Dating at this point was a very very foreign concept, it was like watching Bambi take his first steps or even witnessing a poorly choreographed train-wreck. What I figured was that there could be nothing wrong with being myself.
One trait that I praised myself on...maintaining my corky-awkwardness. At times it served more as a defense mechanism when things got really uncomfortable and I had nothing to say. In times when I would feel out of place I would just swing my mood and be a little obnoxious, or maybe I just did that for your attention. In any case, I was just really comfortable doing ME. I was predictable in public, but in private it was an entirely different me.
As the days went by my curiosity would at times get the best of me. Within days I would chuckle and wondered when our paths would cross once again.
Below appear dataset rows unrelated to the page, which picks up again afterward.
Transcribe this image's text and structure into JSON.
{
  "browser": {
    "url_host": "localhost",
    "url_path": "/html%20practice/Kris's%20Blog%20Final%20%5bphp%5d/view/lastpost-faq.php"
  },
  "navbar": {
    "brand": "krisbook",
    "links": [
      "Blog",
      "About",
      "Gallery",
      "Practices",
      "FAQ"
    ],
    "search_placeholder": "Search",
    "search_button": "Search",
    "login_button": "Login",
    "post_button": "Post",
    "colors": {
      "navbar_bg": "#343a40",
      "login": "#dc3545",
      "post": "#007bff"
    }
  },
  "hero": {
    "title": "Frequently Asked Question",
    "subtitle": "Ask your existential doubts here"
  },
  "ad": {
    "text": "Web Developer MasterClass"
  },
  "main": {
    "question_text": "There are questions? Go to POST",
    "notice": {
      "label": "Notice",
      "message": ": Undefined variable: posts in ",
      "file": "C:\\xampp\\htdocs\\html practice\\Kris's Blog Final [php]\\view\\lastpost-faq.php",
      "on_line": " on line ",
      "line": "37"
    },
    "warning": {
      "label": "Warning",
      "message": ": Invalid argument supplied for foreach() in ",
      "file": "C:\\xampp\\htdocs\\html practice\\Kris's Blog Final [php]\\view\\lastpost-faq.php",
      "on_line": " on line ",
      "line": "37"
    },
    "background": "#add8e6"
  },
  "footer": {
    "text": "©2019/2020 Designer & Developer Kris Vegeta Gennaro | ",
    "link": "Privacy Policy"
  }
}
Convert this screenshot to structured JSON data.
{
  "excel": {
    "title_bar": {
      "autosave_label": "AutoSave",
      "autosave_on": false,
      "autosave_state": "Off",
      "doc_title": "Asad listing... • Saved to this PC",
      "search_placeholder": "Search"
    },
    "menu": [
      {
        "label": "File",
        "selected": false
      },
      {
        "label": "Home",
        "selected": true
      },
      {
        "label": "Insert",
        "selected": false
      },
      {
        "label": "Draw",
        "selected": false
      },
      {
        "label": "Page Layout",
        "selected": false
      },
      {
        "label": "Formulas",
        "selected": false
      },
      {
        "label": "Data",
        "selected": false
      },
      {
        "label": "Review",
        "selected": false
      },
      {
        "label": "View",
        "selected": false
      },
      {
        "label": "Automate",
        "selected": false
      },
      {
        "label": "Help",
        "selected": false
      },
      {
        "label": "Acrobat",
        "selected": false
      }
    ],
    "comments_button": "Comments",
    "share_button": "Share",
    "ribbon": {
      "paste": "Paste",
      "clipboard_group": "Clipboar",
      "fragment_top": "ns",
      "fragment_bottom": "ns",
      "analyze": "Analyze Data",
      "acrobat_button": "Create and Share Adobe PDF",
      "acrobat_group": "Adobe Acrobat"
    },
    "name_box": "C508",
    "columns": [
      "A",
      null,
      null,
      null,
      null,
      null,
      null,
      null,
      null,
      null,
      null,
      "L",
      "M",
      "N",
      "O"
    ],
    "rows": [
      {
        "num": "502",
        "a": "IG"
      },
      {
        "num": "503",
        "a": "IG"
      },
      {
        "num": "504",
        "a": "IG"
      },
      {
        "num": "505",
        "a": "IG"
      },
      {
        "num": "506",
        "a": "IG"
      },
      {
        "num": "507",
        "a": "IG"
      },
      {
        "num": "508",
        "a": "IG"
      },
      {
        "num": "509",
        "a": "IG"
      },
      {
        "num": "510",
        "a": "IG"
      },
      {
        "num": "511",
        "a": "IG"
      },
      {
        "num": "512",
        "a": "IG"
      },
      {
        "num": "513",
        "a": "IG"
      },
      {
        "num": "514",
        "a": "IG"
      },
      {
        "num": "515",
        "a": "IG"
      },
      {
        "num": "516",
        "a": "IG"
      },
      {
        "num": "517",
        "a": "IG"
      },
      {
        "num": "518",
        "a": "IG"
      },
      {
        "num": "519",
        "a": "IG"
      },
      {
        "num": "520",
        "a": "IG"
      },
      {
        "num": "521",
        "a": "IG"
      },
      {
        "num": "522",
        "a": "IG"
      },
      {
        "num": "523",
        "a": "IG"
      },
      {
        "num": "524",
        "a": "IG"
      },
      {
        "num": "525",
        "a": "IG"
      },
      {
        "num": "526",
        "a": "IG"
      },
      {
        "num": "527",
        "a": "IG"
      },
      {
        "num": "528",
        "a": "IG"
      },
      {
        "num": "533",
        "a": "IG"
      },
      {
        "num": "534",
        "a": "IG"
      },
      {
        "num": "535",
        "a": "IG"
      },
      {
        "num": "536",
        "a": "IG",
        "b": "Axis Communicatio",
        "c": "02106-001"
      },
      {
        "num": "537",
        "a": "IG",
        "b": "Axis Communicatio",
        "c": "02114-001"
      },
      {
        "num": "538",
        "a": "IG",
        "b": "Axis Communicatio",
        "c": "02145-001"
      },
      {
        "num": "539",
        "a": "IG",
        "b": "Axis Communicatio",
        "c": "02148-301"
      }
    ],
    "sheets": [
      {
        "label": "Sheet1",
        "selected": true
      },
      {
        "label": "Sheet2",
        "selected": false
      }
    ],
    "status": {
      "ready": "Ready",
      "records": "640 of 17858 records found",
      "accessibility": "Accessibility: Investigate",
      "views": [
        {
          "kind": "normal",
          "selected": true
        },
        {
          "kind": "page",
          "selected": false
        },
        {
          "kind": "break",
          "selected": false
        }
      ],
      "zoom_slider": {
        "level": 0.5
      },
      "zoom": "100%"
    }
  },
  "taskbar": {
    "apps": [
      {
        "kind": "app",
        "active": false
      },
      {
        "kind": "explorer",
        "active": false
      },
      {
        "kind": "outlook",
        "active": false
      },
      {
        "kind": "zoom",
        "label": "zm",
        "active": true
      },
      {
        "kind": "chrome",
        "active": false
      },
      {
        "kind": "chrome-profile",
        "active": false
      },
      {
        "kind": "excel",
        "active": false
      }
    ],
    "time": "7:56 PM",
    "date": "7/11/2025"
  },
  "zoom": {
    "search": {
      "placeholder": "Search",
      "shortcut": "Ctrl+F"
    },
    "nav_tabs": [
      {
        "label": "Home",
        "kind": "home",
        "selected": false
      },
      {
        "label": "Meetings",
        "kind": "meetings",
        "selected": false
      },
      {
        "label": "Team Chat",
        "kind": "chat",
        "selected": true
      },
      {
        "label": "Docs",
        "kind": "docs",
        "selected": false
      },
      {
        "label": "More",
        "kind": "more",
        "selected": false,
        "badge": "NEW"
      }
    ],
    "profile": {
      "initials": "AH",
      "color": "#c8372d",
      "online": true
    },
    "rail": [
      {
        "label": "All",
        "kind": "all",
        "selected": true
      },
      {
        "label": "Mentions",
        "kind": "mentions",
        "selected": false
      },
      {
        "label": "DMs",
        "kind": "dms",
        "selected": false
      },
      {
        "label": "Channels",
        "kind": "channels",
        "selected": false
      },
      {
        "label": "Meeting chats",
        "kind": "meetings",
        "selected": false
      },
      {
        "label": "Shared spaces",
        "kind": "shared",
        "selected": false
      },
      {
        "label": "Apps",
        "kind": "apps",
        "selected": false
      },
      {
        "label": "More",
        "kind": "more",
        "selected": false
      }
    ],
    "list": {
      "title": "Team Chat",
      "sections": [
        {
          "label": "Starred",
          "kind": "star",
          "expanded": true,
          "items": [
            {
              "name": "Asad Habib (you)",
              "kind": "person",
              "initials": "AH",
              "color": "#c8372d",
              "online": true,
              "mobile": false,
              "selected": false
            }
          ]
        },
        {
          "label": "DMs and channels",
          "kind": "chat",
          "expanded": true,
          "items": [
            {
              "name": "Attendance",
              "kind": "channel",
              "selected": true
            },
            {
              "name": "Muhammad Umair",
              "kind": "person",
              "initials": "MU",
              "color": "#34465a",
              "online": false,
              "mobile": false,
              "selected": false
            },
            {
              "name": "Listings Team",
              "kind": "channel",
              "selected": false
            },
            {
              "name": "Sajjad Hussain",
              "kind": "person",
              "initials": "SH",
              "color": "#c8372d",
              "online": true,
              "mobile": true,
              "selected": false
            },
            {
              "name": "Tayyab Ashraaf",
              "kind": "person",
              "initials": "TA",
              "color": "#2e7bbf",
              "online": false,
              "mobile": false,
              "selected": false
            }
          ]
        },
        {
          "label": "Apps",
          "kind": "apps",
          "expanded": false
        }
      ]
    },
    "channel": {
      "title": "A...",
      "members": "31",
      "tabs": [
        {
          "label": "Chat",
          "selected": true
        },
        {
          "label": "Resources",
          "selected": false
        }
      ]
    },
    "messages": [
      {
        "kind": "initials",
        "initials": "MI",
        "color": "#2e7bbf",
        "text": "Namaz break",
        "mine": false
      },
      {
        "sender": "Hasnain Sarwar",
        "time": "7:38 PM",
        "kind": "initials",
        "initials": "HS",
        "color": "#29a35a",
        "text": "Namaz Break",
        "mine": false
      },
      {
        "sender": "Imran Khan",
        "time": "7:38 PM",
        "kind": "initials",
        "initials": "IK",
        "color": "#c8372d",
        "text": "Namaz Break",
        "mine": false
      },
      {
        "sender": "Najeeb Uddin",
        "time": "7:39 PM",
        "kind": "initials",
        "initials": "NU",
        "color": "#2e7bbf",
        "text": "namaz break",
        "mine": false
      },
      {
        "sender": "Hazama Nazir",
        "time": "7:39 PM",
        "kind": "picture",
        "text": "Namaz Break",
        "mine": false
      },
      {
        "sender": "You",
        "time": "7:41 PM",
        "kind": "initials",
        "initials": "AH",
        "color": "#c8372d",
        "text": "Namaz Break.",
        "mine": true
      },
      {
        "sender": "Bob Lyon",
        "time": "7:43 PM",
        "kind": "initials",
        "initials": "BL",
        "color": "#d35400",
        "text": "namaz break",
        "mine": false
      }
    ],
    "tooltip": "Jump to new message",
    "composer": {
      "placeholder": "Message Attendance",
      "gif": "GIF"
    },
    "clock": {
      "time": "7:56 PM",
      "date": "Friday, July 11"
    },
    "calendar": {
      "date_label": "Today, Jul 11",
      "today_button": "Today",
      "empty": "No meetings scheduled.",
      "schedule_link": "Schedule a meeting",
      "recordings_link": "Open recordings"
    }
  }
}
One thing that is sacrificed while in a relationship are friends. It doesn't matter if its a new dating relationship or a five year relationship: friends, time and solo routines are given up in the good of nurturing that connection you have with someone. There isn't a way to measure if a "relationship" is worth its value. To me its about making a commitment on any level and giving yourself at 100% perfection, flaws and all.
I had lost touch with a lot of my old friends and roll-dawgs. To get back into the scene I had relied on social networks. As I logged in a chime welcomed me to a message in my virtual mailbox:
SUCH A NERD! haha. hope alls well. didn't slide you my number b4
I left 619-555-5222. Only use for emergencys and booty calls, cool? lol out.
From an unknown alias. I was never to much on aliases, but 90% of the people I know have one, well I have one too. The interesting thing is that I would never refer to people by their alias, why would I want to refer to someone by their alter personality and not the real you.
I sat in bed as my laptop warmed my thighs starring at the message,"...booty call?" I thought to myself, should I be offended or should I consider the exiting, "lol" as a sign to make light of his attempt to make contact? Needless to say it was cute, but a booty call - not so cute. To this day I read that message and I find myself slightly offended.